Richard Samuels, director of the Japan Program at the Massachusetts Institute of Technology, says the Obama visit will create strong reactions in two constituencies in particular.

“In Japan, it is the Japanese right which has spun up the narrative of ‘Japan as victim.’ They will insist that an Obama visit is vindication of that view. The other is the American right, which will bark about an Obama apology tour, without regard for what he actually says or does in Hiroshima. They will try to agitate the veteran’s community and survivors of the POW camps,” Samuels said.

“Neither is a reason to avoid the visit. Obama has the opportunity to acknowledge the past and to remind the world how important it is to take responsibility for the horrors of war into our respective civic cultures. And in so doing, he will be pointing his metaphorical finger right back at Japan, which has often failed to do this,” Samuels added.

How surviving veterans in the U.S. will view the visit is of special concern to Obama. Jan Thompson, President of American Defenders of Bataan and Corregidor Memorial Society, welcomed the visit but said it should not void the full history of Hiroshima.

“This history is first and foremost about the most devastating war in world history where more noncombatants died than combatants. It is about American and Allied soldiers, sailors, marines and airmen who fought for peace in Asia,” Thompson said. “It is about a war started by Japan, and for the visit to be solely aspirational and focused on nuclear weapons avoids the hard truths of what it means to fight for freedom and released from tyrannical militarist regime.”

Although there will be no formal apology by Obama for the bombing and the Japanese government has said none is being sought, some Japanese feel such words are necessary.

Organizers of a May 21 meeting in Hiroshima seeking an apology are asking Obama to use his remaining time in office to take responsibility for the bombing, even as they are also calling on the Japanese government to accept Japan’s responsibility for waging war.

“We seek public recognition that Obama will in Hiroshima, as president, clearly recognize the criminality of mass, indiscriminate slaughter using atomic weapons, have the U.S. take responsibility, and apologize to the victims of the atomic bomb,” the group said in a statement on Tuesday evening. “At the same time, the Japanese government and the Abe administration should sincerely accept Japan’s war responsibility and apologize, as well as offer a just compensation to victims of Japan’s aggression.”

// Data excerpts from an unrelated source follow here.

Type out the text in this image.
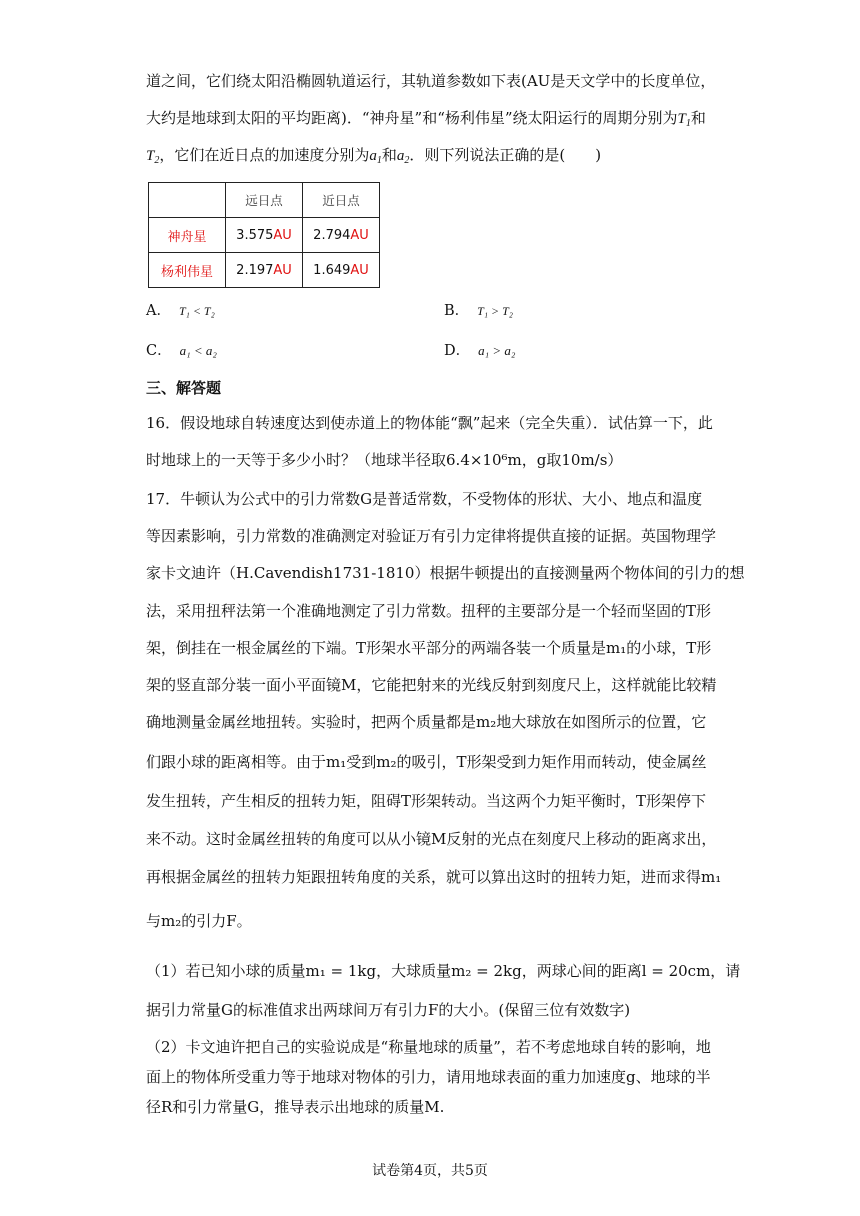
道之间，它们绕太阳沿椭圆轨道运行，其轨道参数如下表(AU是天文学中的长度单位，
大约是地球到太阳的平均距离)．“神舟星”和“杨利伟星”绕太阳运行的周期分别为$T_1$和
$T_2$，它们在近日点的加速度分别为$a_1$和$a_2$．则下列说法正确的是( )
	远日点	近日点
神舟星	3.575AU	2.794AU
杨利伟星	2.197AU	1.649AU
A． T₁ < T₂	B． T₁ > T₂
C． a₁ < a₂	D． a₁ > a₂
三、解答题
16．假设地球自转速度达到使赤道上的物体能“飘”起来（完全失重）．试估算一下，此
时地球上的一天等于多少小时？（地球半径取6.4×10⁶m，g取10m/s）
17．牛顿认为公式中的引力常数G是普适常数，不受物体的形状、大小、地点和温度
等因素影响，引力常数的准确测定对验证万有引力定律将提供直接的证据。英国物理学
家卡文迪许（H.Cavendish1731-1810）根据牛顿提出的直接测量两个物体间的引力的想
法，采用扭秤法第一个准确地测定了引力常数。扭秤的主要部分是一个轻而坚固的T形
架，倒挂在一根金属丝的下端。T形架水平部分的两端各装一个质量是m₁的小球，T形
架的竖直部分装一面小平面镜M，它能把射来的光线反射到刻度尺上，这样就能比较精
确地测量金属丝地扭转。实验时，把两个质量都是m₂地大球放在如图所示的位置，它
们跟小球的距离相等。由于m₁受到m₂的吸引，T形架受到力矩作用而转动，使金属丝
发生扭转，产生相反的扭转力矩，阻碍T形架转动。当这两个力矩平衡时，T形架停下
来不动。这时金属丝扭转的角度可以从小镜M反射的光点在刻度尺上移动的距离求出，
再根据金属丝的扭转力矩跟扭转角度的关系，就可以算出这时的扭转力矩，进而求得m₁
与m₂的引力F。
（1）若已知小球的质量m₁ = 1kg，大球质量m₂ = 2kg，两球心间的距离l = 20cm，请
据引力常量G的标准值求出两球间万有引力F的大小。(保留三位有效数字)
（2）卡文迪许把自己的实验说成是“称量地球的质量”，若不考虑地球自转的影响，地
面上的物体所受重力等于地球对物体的引力，请用地球表面的重力加速度g、地球的半
径R和引力常量G，推导表示出地球的质量M.
试卷第4页，共5页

The city of Hiroshima itself is not seeking an apology. On Wednesday, the city established a task force to prepare for Obama’s visit. Yoshifumi Ishida, head of the task force, said that, fundamentally, it was hoped the U.S. president would do two things.

“We want him to meet with the hibakusha and listen to their personal stories and memories of August 6th, 1945. In addition, we also hope that Obama will build on his speech that he made in Prague in 2009 and work hard to eliminate nuclear weapons,” Ishida said.